In a small, cramped laboratory crowded with incubators and racks of glass vials full of fruit flies, graduate students sit at benches routinely shaking flies into fresh vials, and sorting males from females under a microscope. It seems an unlikely setting for the next breakthrough in understanding mental illness, but Katsuo Furukubo-Tokunaga would argue the opposite. Based at the University of Tsukuba, Japan, he is one of a growing network of researchers in the fledgling field of psychogenetics, who believe that established genetic techniques for Drosophila melanogaster can help uncover the causal mechanisms of diseases such as schizophrenia, autism, and bipolar disorder.

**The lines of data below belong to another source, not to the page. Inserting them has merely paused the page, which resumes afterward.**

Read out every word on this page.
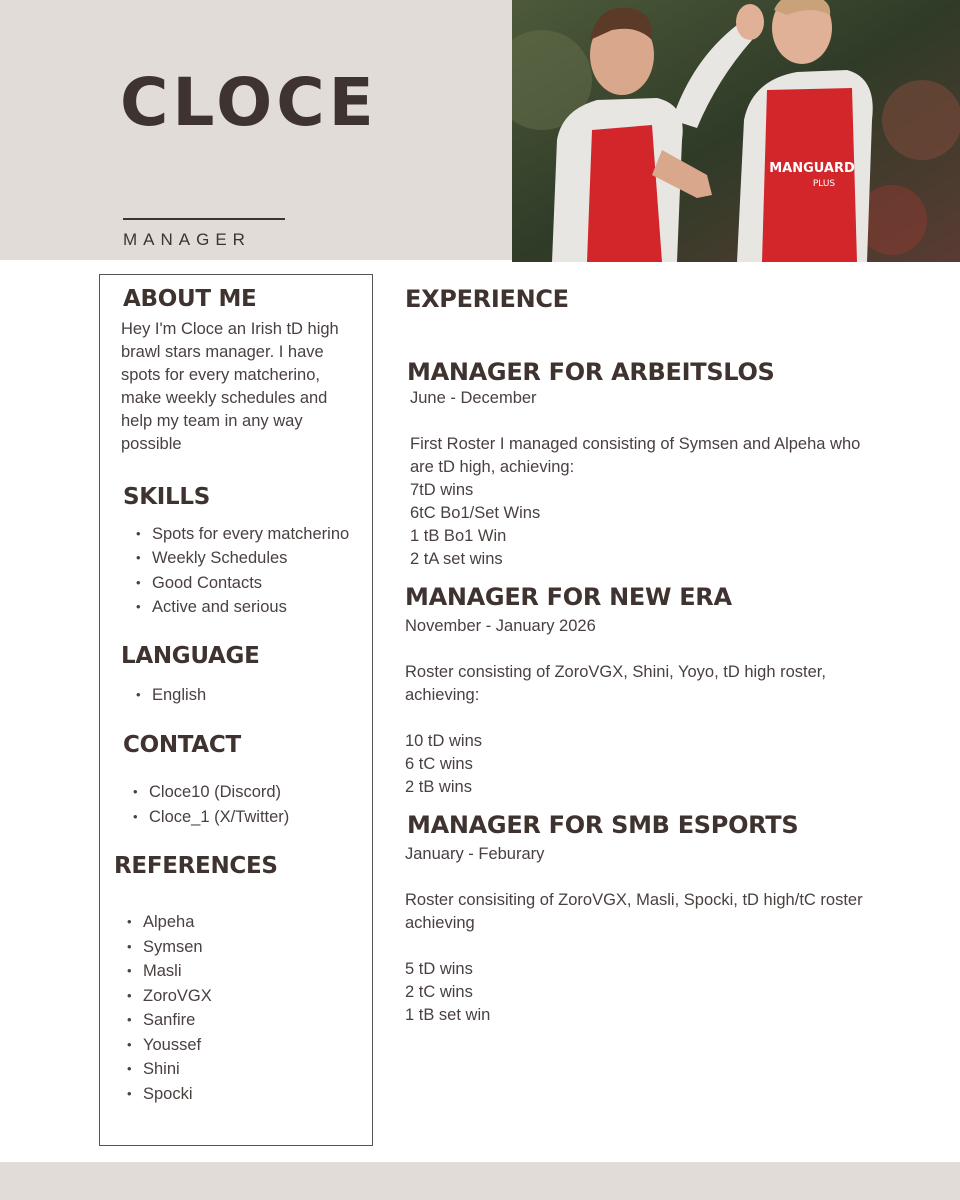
MANGUARD
PLUS
CLOCE
MANAGER
ABOUT ME
Hey I'm Cloce an Irish tD high
brawl stars manager. I have
spots for every matcherino,
make weekly schedules and
help my team in any way
possible
SKILLS
• Spots for every matcherino
• Weekly Schedules
• Good Contacts
• Active and serious
LANGUAGE
• English
CONTACT
• Cloce10 (Discord)
• Cloce_1 (X/Twitter)
REFERENCES
• Alpeha
• Symsen
• Masli
• ZoroVGX
• Sanfire
• Youssef
• Shini
• Spocki
EXPERIENCE
MANAGER FOR ARBEITSLOS
June - December

First Roster I managed consisting of Symsen and Alpeha who
are tD high, achieving:
7tD wins
6tC Bo1/Set Wins
1 tB Bo1 Win
2 tA set wins
MANAGER FOR NEW ERA
November - January 2026

Roster consisting of ZoroVGX, Shini, Yoyo, tD high roster,
achieving:

10 tD wins
6 tC wins
2 tB wins
MANAGER FOR SMB ESPORTS
January - Feburary

Roster consisiting of ZoroVGX, Masli, Spocki, tD high/tC roster
achieving

5 tD wins
2 tC wins
1 tB set win
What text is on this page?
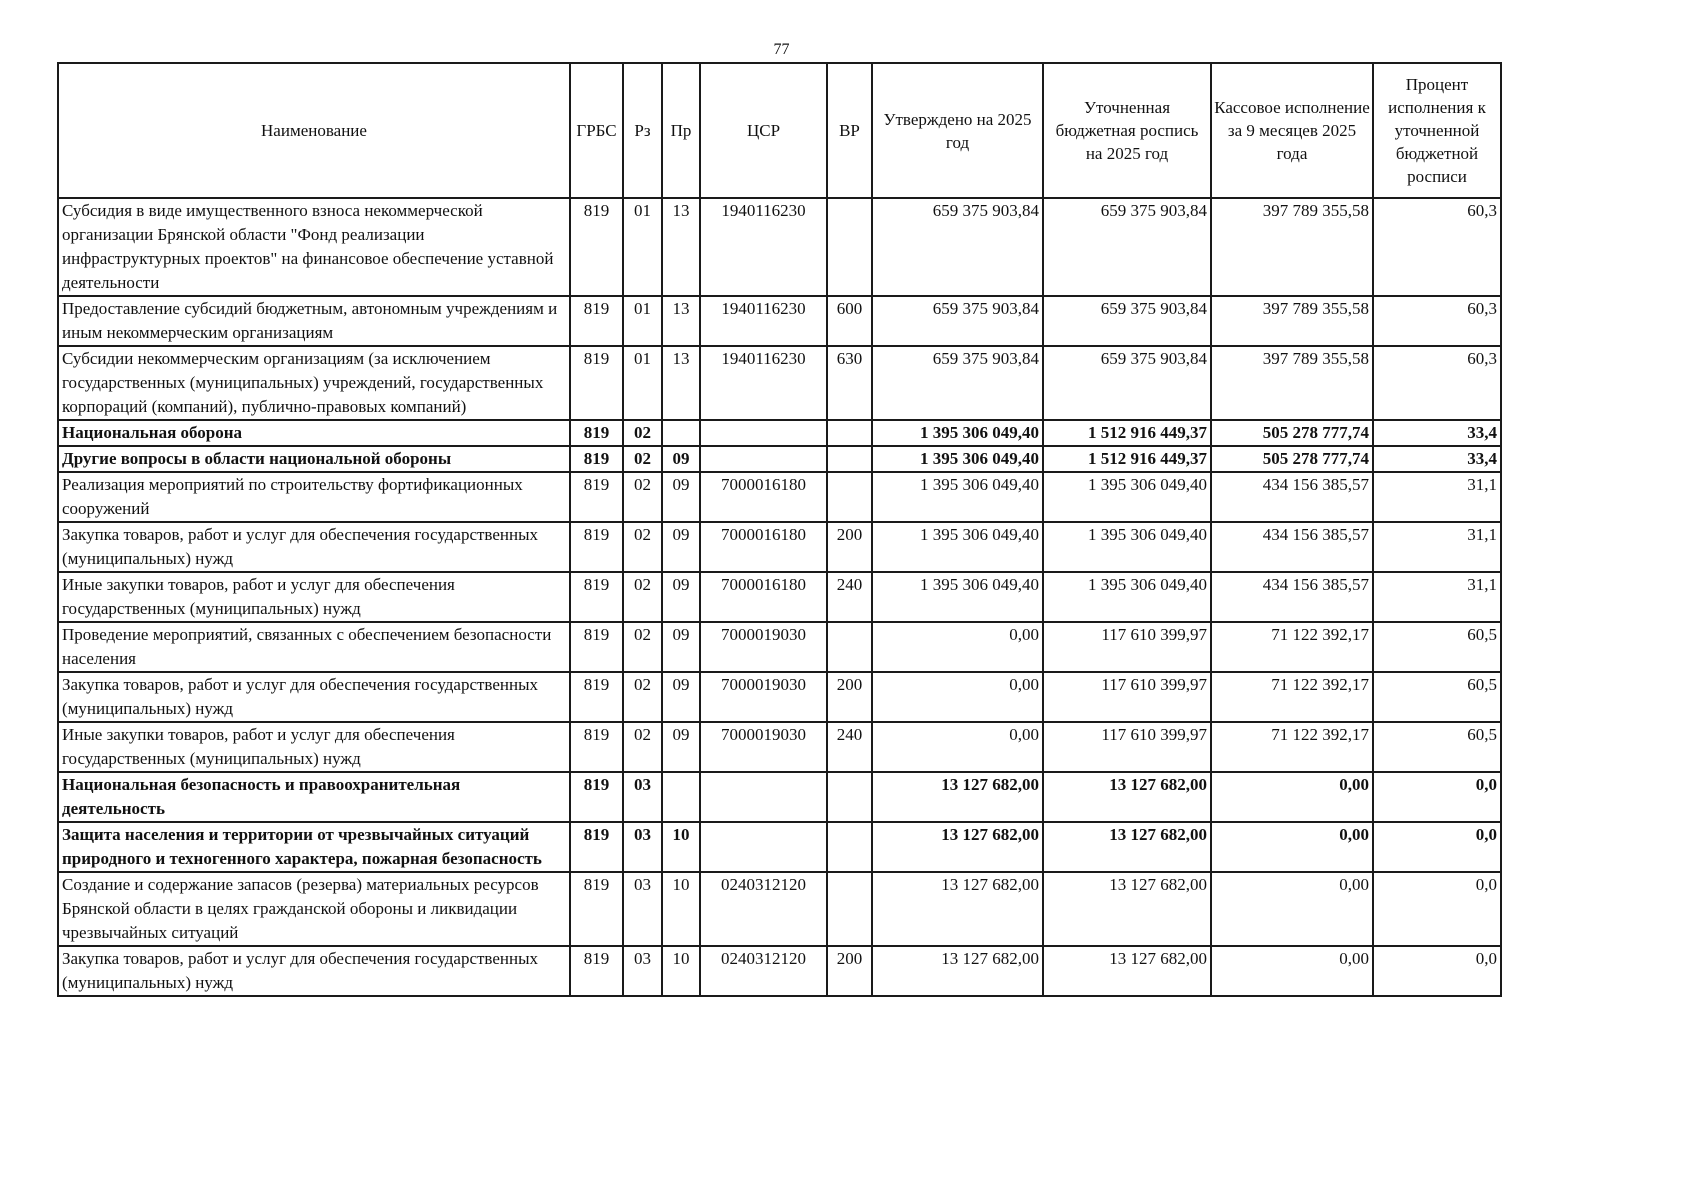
77
Наименование	ГРБС	Рз	Пр	ЦСР	ВР	Утверждено на 2025 год	Уточненная бюджетная роспись на 2025 год	Кассовое исполнение за 9 месяцев 2025 года	Процент исполнения к уточненной бюджетной росписи
Субсидия в виде имущественного взноса некоммерческой организации Брянской области "Фонд реализации инфраструктурных проектов" на финансовое обеспечение уставной деятельности	819	01	13	1940116230		659 375 903,84	659 375 903,84	397 789 355,58	60,3
Предоставление субсидий бюджетным, автономным учреждениям и иным некоммерческим организациям	819	01	13	1940116230	600	659 375 903,84	659 375 903,84	397 789 355,58	60,3
Субсидии некоммерческим организациям (за исключением государственных (муниципальных) учреждений, государственных корпораций (компаний), публично-правовых компаний)	819	01	13	1940116230	630	659 375 903,84	659 375 903,84	397 789 355,58	60,3
Национальная оборона	819	02				1 395 306 049,40	1 512 916 449,37	505 278 777,74	33,4
Другие вопросы в области национальной обороны	819	02	09			1 395 306 049,40	1 512 916 449,37	505 278 777,74	33,4
Реализация мероприятий по строительству фортификационных сооружений	819	02	09	7000016180		1 395 306 049,40	1 395 306 049,40	434 156 385,57	31,1
Закупка товаров, работ и услуг для обеспечения государственных (муниципальных) нужд	819	02	09	7000016180	200	1 395 306 049,40	1 395 306 049,40	434 156 385,57	31,1
Иные закупки товаров, работ и услуг для обеспечения государственных (муниципальных) нужд	819	02	09	7000016180	240	1 395 306 049,40	1 395 306 049,40	434 156 385,57	31,1
Проведение мероприятий, связанных с обеспечением безопасности населения	819	02	09	7000019030		0,00	117 610 399,97	71 122 392,17	60,5
Закупка товаров, работ и услуг для обеспечения государственных (муниципальных) нужд	819	02	09	7000019030	200	0,00	117 610 399,97	71 122 392,17	60,5
Иные закупки товаров, работ и услуг для обеспечения государственных (муниципальных) нужд	819	02	09	7000019030	240	0,00	117 610 399,97	71 122 392,17	60,5
Национальная безопасность и правоохранительная деятельность	819	03				13 127 682,00	13 127 682,00	0,00	0,0
Защита населения и территории от чрезвычайных ситуаций природного и техногенного характера, пожарная безопасность	819	03	10			13 127 682,00	13 127 682,00	0,00	0,0
Создание и содержание запасов (резерва) материальных ресурсов Брянской области в целях гражданской обороны и ликвидации чрезвычайных ситуаций	819	03	10	0240312120		13 127 682,00	13 127 682,00	0,00	0,0
Закупка товаров, работ и услуг для обеспечения государственных (муниципальных) нужд	819	03	10	0240312120	200	13 127 682,00	13 127 682,00	0,00	0,0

Furukubo-Tokunaga began studying the genetic formation of the fly brain 20 years ago. At that time the genetic mechanism of brain development was virtually unknown, and the fly brain provided a relatively simple model for investigating the fundamental processes through which a neural network is constructed. The ultimate goal back then was to understand how the brain controls behavior. Tantalizing evidence from studies of twins had suggested that genes play a significant role in determining behavior (up to 40%). So it was thought that if genes control behavior, the mechanism might be through the original wiring of the brain during development.
Since then, the sequencing of the human genome has opened the way for a genetic approach to psychiatric disease research through genome association studies. Searching for common genes, patterns of genes, or patterns of damage to genes among psychiatric patients allows identification of risk factor genes, the presence of which increases the likelihood of developing a mental illness. Thanks to studies of this type, known risk factor genes now number in the hundreds, but the main question of how these genes manifest in disease is still unknown. “There is still a ‘black box’ between the genes and the disease,” laments Furukubo-Tokunaga. So with his background investigating behavior as a product of brain development under the direction of genes, it seemed a small leap to approaching mental illness (as aberrant behavior) in a similar way.
Drosophila melanogaster has been the poster child for genetic research for more than 100 years, and for good reason. Fruit flies have a relatively short, fully sequenced genome, they breed and grow quickly and are easy to keep in the lab. And importantly, they are a lot like us. Although flies and humans are very distinct from each other in appearance, 70-80% of genes are conserved between them.
Furukubo-Tokunaga’s research focuses on a gene called DISC1 (Disrupted in Schizophrenia 1), the corresponding protein of which is located in various parts of the cell and appears to be involved in several important neural processes such as synaptic transmission and network formation. DISC1 is a highly potent risk factor gene for diverse mental disorders including schizophrenia, bipolar disorder, depression, and autism. Studies in flies have begun to reveal associations between mutated forms of the DISC1 gene, altered localization of DISC1 proteins, and unusual activity of transcription factors; along with endophenotypes (the biological alterations underlying psychiatric symptoms) such as mutated neuron structure; and behavioral symptoms like disrupted sleep patterns, inhibited learning, and attention deficiency.
Connecting symptoms to genes and endophenotypes is hoped to offer new objective tools for the diagnosis of mental disorders, which currently relies almost exclusively on subjective patient interviews. Eventually, researchers hope to uncover a continuous link from genes all the way to the diseases they cause.
But mental illness is not likely to be caused by a single gene. Rather, it is more likely to be a combination of risk factor genes interacting with each other that bring on the disease. Unraveling this complex interaction is another challenge on the road to understanding mental illness, and one to which the fly model is again thought to be well suited. The relative ease and speed with which multiple gene mutants can be produced in flies should give them an advantage over other animal models for screening and investigating combinations of multiple risk factor genes.
Of course there are limits to what can be learned about human mental illness from studying fruit flies—at some point these studies will be limited by the simplicity of the fly brain. But for now, Furukubo-Tokunaga argues, it is precisely that simplicity that is the fly’s advantage—by offering a relatively simple model for investigating the molecular and cellular impacts of human risk factor genes, and revealing fundamental steps on the path from gene to disease.